Suikastçiler yakalanmıştı. Bir değil, üç kişiydiler. Adamlardan birisi askerlerden hızlı davranıp kendi boğazını keserek intihar etmişti. Ama diğer ikisi Karya'nın gidilmesinden en çok korkulan kulesine hapsedilmiş, emri kimden aldıklarını söylemeleri için ağır işkenceler görüyorlardı.

"Bu alçak saldırının sorumlusunu bulacaksınız," dedi hırsla Alastair. Aklına balkonda yaşadıkları gelince öfkesi daha da köpürüyordu. Ramak kalmıştı. Amara o an eğilmeseydi...

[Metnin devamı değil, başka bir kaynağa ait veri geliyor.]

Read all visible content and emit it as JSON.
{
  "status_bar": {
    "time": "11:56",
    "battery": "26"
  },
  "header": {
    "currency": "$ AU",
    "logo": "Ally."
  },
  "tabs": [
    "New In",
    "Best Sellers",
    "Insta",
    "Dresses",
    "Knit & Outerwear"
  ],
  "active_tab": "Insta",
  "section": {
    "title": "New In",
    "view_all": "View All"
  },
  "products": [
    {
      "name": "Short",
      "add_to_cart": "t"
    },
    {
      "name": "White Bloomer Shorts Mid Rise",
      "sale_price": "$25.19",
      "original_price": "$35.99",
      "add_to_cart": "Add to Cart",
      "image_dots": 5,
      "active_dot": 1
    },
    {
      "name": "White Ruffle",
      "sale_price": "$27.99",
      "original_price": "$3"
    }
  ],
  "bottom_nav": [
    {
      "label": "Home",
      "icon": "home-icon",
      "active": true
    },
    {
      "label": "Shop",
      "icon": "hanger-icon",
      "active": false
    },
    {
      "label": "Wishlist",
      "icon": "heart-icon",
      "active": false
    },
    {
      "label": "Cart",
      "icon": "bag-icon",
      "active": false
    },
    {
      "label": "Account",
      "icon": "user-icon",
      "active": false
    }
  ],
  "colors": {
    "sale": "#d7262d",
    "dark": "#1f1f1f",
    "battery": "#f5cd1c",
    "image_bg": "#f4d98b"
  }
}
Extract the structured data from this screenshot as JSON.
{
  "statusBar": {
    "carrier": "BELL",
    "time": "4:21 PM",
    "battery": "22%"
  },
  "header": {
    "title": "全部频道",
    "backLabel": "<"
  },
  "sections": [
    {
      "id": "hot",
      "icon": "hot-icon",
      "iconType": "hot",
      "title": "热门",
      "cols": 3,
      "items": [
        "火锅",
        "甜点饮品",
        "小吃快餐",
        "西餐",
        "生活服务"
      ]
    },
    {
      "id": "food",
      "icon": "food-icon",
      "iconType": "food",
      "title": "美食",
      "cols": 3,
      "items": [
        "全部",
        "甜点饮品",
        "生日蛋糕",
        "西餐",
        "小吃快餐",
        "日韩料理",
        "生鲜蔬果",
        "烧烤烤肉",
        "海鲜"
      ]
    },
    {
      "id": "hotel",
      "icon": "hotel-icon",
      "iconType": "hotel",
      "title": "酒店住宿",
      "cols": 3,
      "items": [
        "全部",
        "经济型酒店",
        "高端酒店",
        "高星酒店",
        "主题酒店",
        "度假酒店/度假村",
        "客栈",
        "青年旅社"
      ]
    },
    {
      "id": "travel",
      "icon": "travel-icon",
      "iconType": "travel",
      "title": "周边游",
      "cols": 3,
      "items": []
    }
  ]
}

Daha fazla dayanamadı. Aceleyle yerinden fırladı. "İyi geceler Octavian," dedi yarım yamalak. Yaşlı adamın cevabını beklemeden odadan çıkıp gitti.

🍂

Amara beline dolanan güçlü eller ve sırtına yaslanan sıcak bir bedenin varlığıyla gözlerini araladı. Alastair'in sıcak dudakları boynuna bir öpücük kondurduğunda yavaşça yüzünü ona döndü ve sorgulayan gözlerle genç adama baktı.